The world’s only uninhabited continent could play a role in the political scene in the coming years. Due to the growing influence and role of environmental activists, Antarctica is becoming increasingly important. In the 1950s, Antarctica was perceived as a sterile, cold continent that was inhospitable for living. With constant reference to climate change and the coronavirus pandemic, the status of Antarctica has changed. Political situations are geopolitical in most cases. In Antarctica’s case, it is in full form. It is thus predictable that national interests involving the continent will strengthen.

Already is the strongest national interest in it noticeable – the Chinese one. While other countries have begun to delay and cut funding for Antarctic exploration, the Chinese have decided to embark on building the largest Antarctic krill-fishing boat in the world, which will be completed by 2023.

The economic potential of Antarctica is also increasingly coming to light. Minerals, commercial fishing and tourism are just some of the reasons that are increasingly attracting countries around the world to take an even stronger position in the race for Antarctica.

Antarctica is known for its extreme preservation, as ironic as it may sound due to climate change increasing. We can say that geopolitics is only partly going in the direction that the Nazis once had, that of the doctrine of Karl Haushofer – a form of geopolitics that focuses on militaristic goals. For today’s geopolitics and its attention turning towards Antarctica, it is an opportunity for manipulation. In other words, whoever has primacy over Antarctica will be able to dictate real and imaginary problems as far as global warming is concerned. This is not fictitious or utopian thinking, as climate change creates the emergence of various treaties and agreements between states on the issue of greenhouse gases.

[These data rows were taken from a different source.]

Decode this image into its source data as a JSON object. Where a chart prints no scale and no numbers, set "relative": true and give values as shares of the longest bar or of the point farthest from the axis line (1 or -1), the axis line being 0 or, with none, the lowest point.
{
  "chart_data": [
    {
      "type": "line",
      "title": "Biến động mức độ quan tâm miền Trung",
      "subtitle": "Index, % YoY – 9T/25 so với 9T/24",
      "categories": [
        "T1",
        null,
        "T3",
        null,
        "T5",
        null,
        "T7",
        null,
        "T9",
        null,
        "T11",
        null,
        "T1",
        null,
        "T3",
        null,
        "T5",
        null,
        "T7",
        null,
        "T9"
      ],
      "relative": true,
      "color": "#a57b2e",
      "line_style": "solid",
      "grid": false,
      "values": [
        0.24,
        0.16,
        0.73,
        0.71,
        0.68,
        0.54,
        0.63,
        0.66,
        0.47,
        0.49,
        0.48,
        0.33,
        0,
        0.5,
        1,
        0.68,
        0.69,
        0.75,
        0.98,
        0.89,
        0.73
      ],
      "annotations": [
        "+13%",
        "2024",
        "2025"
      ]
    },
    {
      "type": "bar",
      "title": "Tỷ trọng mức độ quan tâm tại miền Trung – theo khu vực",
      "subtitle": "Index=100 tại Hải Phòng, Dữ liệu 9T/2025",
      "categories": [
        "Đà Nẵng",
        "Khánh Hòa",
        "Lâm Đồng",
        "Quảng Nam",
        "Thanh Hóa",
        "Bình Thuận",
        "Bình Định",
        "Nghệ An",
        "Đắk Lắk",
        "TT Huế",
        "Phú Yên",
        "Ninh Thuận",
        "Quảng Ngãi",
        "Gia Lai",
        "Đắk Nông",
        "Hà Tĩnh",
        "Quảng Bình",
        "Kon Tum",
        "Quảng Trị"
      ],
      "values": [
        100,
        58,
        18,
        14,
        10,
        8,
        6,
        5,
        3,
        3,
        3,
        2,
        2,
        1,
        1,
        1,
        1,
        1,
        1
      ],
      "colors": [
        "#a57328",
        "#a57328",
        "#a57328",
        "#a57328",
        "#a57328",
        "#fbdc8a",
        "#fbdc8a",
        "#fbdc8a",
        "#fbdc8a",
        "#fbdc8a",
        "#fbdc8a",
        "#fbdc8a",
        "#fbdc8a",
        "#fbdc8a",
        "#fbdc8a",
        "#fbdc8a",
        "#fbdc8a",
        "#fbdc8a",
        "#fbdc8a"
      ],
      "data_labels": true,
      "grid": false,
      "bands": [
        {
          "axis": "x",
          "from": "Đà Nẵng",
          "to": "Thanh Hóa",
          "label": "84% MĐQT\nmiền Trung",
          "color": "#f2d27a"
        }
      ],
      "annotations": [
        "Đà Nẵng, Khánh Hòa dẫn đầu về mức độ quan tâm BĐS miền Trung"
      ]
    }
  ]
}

Yes, national interests can go so far that non-national Antarctica can be nationalized. If scientists of specific states are in the field (and state and politics have their fingers in science as well, which is not something new) the same country can dictate pieces of information related to global warming. WikiLeaks shows that.

The result would be a change in agreements such as the Paris Agreement. Although there are seven states – New Zealand, Australia, France, Norway, the United Kingdom, Chile, and Argentina in Antarctica as part of a research team – I expect China to take a step forward and claim the right to the territory. The Antarctic Treaty and Article IV – which prevent the claim to national sovereignty of any state in the Antarctic continent – are still in force for the time being. China, the biggest polluter on the planet, will surely build even more of its research stations.

The Chinese also have the most isolated station called Kunlun and are even more elusive from international control. Although some experts, such as Professor Brady, claim that the Chinese have a militaristic intention towards Antarctica, my opinion is that they are more interested in the research part. With that, they can more easily come up with the idea of national sovereignty in Antarctica.

Antarctica may still not be a hospitable place to live, but a country that has any domination over it will have a variety of options. With that control, you have a monopoly over the world in various aspects.